On Wednesday the Vatican was quick to distance itself from the pope’s remarks. Father Federico Lombardi, chief spokesman for the pope, said that because the comments were made in a private audience, the Vatican had no official statement to give. The event was not recorded, and the members of the Congregation for Latin American and Caribbean Religious, to whom the pope made the comments, reportedly told reporters what the pope said without the his permission to release the contents of his address. The congregation has since issued a statement regretting that the contents of the pope’s message made it to the press and distancing itself from quoting the pope. “It is clear that based on this one cannot attribute singular expressions to the Holy Father with certainty, but just a general sense,” according to the statement.
Semantics
aside, the fact that Francis was willing to talk about the gay lobby at
all most likely means that he is already thinking of doing something
about it. In his first 100 days of his papacy, he has shunned the status
quo and opted for transparency in his actions, speaking unscripted on a
number of occasions about the need to stop the corruption and reform
the Vatican’s governing body. He assigned an eight-cardinal papal posse
of reform-minded church leaders from across the world to help him with
tough reforms he says are needed in the Vatican bank and Roman Curia.
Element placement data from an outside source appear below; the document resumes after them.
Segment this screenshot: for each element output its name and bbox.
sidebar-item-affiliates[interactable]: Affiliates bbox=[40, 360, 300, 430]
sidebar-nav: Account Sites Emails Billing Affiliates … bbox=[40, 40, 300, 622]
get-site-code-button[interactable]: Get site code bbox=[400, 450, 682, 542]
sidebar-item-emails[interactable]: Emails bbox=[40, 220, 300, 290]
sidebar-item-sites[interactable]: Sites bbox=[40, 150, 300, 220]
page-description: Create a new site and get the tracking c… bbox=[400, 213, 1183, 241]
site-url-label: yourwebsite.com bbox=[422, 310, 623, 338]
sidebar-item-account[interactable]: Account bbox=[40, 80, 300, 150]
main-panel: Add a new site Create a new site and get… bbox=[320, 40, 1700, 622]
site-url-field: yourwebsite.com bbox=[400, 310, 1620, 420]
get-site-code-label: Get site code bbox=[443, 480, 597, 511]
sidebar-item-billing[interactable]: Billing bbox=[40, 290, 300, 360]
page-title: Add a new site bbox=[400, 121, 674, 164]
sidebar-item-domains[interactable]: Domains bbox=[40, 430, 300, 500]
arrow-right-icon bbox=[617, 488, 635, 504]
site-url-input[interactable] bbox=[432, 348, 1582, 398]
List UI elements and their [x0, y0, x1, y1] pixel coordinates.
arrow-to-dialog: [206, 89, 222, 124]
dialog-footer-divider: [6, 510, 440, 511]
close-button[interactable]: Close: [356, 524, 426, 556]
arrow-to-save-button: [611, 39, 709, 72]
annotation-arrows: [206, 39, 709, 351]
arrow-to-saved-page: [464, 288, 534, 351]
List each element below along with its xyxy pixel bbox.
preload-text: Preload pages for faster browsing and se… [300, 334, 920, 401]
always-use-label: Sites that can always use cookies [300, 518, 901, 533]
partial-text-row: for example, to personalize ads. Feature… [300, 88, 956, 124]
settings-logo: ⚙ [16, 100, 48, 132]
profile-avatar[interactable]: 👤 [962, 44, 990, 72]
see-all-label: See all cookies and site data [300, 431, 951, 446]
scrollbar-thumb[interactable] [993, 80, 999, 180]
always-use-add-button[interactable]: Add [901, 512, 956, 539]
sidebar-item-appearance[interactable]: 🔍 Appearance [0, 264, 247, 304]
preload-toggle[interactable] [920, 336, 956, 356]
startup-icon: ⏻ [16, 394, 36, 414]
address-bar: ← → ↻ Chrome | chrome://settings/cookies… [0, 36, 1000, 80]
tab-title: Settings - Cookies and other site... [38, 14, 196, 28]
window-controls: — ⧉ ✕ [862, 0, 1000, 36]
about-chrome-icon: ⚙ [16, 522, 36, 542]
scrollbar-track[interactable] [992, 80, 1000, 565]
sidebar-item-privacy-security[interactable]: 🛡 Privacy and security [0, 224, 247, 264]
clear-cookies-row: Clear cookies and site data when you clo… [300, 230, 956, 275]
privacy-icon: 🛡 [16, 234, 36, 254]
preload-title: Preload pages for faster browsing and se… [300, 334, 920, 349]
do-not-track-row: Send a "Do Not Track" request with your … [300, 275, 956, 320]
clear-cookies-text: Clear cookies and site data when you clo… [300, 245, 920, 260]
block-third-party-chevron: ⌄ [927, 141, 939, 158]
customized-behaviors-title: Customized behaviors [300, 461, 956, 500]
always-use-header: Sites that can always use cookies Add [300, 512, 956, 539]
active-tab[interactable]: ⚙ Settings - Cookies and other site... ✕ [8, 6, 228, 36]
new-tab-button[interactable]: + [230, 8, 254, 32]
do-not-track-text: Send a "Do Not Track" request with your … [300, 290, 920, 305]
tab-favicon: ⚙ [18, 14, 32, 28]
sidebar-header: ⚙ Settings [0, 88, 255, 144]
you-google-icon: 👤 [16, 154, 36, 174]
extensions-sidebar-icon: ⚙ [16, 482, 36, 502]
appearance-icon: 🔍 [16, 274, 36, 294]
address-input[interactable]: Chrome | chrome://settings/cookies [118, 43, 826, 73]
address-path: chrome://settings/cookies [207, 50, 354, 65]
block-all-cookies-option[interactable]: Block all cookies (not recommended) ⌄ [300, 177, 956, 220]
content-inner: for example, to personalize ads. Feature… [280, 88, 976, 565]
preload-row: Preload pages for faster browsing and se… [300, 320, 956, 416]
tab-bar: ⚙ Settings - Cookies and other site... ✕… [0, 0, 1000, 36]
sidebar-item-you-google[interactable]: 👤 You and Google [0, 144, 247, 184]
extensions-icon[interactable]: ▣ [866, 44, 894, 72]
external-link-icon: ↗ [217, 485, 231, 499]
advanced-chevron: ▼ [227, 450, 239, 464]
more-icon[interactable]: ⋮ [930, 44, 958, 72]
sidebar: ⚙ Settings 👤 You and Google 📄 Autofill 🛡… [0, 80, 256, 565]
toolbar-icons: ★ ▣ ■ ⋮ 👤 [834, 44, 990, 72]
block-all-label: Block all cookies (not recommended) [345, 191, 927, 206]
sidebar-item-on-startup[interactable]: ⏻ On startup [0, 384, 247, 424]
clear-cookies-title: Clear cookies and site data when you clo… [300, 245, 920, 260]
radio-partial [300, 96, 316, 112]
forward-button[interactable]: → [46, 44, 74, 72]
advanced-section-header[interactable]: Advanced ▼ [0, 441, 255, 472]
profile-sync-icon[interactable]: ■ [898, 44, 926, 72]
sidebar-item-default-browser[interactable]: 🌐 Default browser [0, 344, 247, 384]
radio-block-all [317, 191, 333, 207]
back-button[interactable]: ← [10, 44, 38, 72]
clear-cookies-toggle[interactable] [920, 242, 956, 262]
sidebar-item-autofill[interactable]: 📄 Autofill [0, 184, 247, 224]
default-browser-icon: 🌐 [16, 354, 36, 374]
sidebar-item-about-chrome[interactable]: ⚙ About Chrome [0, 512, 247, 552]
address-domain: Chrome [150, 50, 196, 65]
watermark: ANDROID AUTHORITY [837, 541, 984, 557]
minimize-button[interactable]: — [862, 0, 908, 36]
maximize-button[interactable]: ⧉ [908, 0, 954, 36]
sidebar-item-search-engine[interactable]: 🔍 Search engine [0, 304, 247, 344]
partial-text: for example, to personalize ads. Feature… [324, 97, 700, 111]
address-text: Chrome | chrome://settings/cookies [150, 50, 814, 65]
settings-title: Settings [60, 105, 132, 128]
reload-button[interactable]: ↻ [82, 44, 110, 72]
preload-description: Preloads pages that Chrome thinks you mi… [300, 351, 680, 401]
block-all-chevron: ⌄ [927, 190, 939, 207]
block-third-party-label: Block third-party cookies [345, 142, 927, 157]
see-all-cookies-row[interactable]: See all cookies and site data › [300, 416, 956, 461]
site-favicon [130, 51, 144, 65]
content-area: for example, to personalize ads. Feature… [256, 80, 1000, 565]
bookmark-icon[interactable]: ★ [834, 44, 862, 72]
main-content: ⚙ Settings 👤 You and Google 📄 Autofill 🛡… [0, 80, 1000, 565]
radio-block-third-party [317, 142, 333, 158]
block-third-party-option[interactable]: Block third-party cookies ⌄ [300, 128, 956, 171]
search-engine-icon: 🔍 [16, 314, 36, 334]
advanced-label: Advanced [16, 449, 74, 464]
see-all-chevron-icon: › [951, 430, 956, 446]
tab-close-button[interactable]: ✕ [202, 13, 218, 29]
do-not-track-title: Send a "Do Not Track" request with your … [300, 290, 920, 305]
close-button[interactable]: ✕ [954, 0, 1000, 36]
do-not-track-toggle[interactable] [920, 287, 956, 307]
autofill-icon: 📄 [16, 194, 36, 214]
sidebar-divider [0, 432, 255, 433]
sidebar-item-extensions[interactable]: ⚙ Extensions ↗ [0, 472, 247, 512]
He
has also won favor among Catholics for focusing on poverty and shunning
the opulence the popes before him have enjoyed, choosing to live in
common guesthouse inside Vatican City instead of the lavish papal
apartments. He also says he will stay in Rome this summer, like so many
who cannot afford vacations, and not escape the heat at the papal
residence in Castel Gandolfo in the foothills outside Rome.
If
Francis’s reference to problematic gay lobby was meant as a warning
shot, it worked. “We will have to see what we can do,” he was quoted as
saying in reference to the problem. No doubt many of the Vatican’s
governing elite are wondering just what he means by that.